Project Installation:

STEP 1: Clone the repository from GitHub.

  git clone https://github.com/Kumar-laxmi/Stock-Prediction-System-Application.git

STEP 2: Change the directory to the repository.

  cd Stock-Prediction-System-Application

STEP 3: Create a virtual environment (For Windows)

  python -m venv virtualenv

(For MacOS and Linux)

  python3 -m venv virtualenv

STEP 4: Activate the virtual environment. (For Windows)

  virtualenv\Scripts\activate

(For MacOS and Linux)

  source virtualenv/bin/activate

STEP 5: Install the dependencies.

  pip install -r requirements.txt

STEP 6: Migrate the Django project. (For Windows)

  python manage.py migrate

(For MacOS and Linux)

  python3 manage.py migrate

STEP 7: Run the application. (For Windows)
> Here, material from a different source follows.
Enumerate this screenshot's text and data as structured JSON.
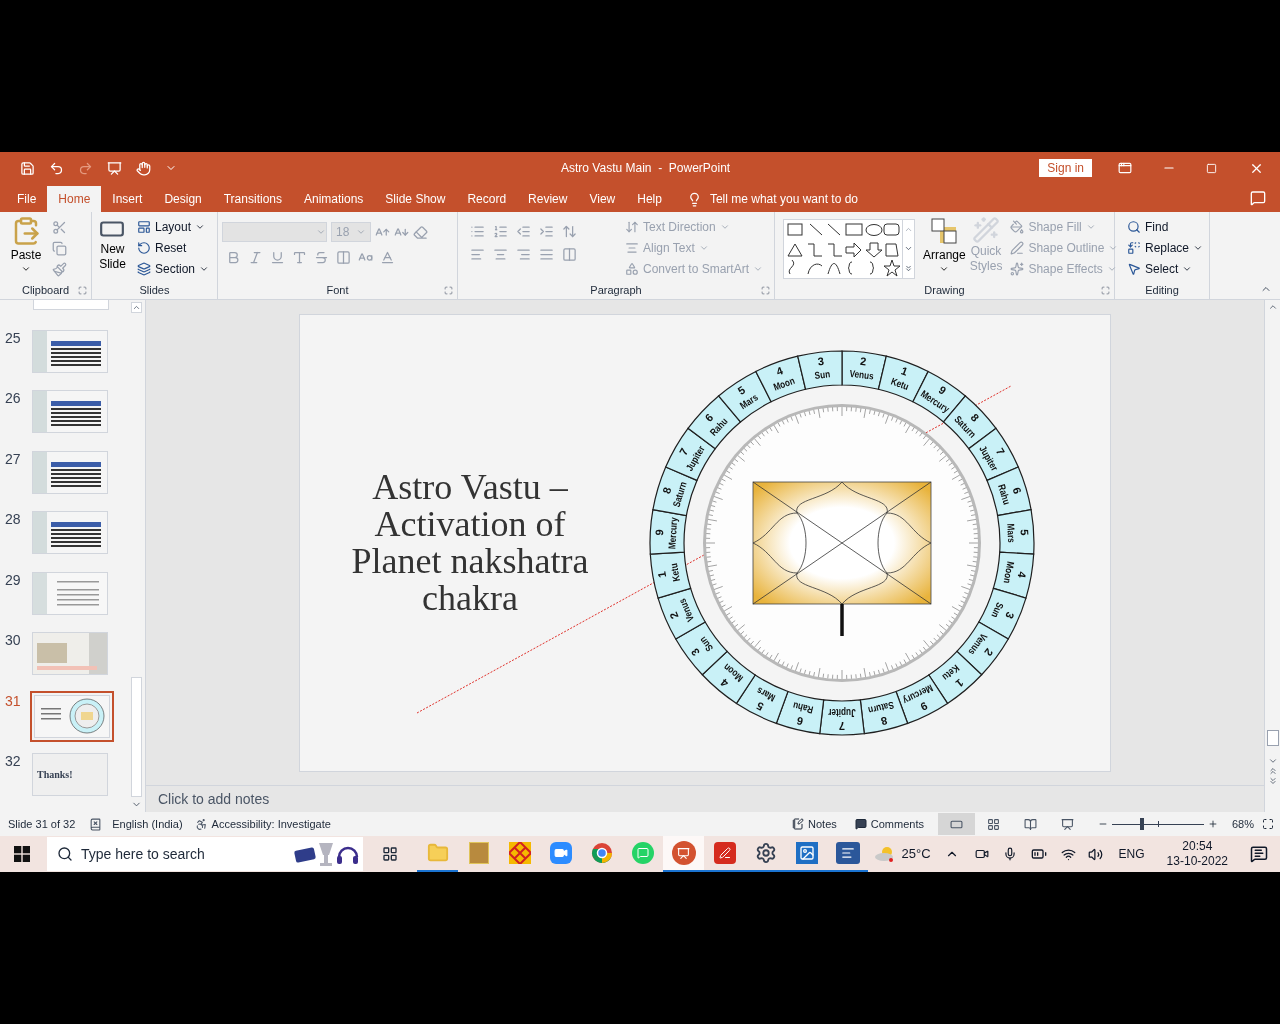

  python manage.py runserver

(For MacOS and Linux)

  python3 manage.py runserver

Output Screen-shots:

The Home page of the application that displays real time data of stock prices. image

To Predict stock price we move on to predicition page where we need to enter valid ticker value and number of days and click predict button. image

This page displays the predicted stock price alsong with searched ticker details and also generating unique QR Code to view the predicted result. image

The Left Graph is the real time stock price of the searched ticker for past 1day & the Right Graph is the predicted stock price for the number of days searched. image

The Ticker Info page displays the details of all the valid tickers accepted by the application. image

Disclaimer

This software is for educational purposes only. USE THE SOFTWARE AT YOUR OWN RISK. THE AUTHORS AND ALL AFFILIATES ASSUME NO RESPONSIBILITY FOR YOUR TRADING RESULTS. Do not risk money which you are afraid to lose. There might be bugs in the code - this software DOES NOT come with ANY warranty!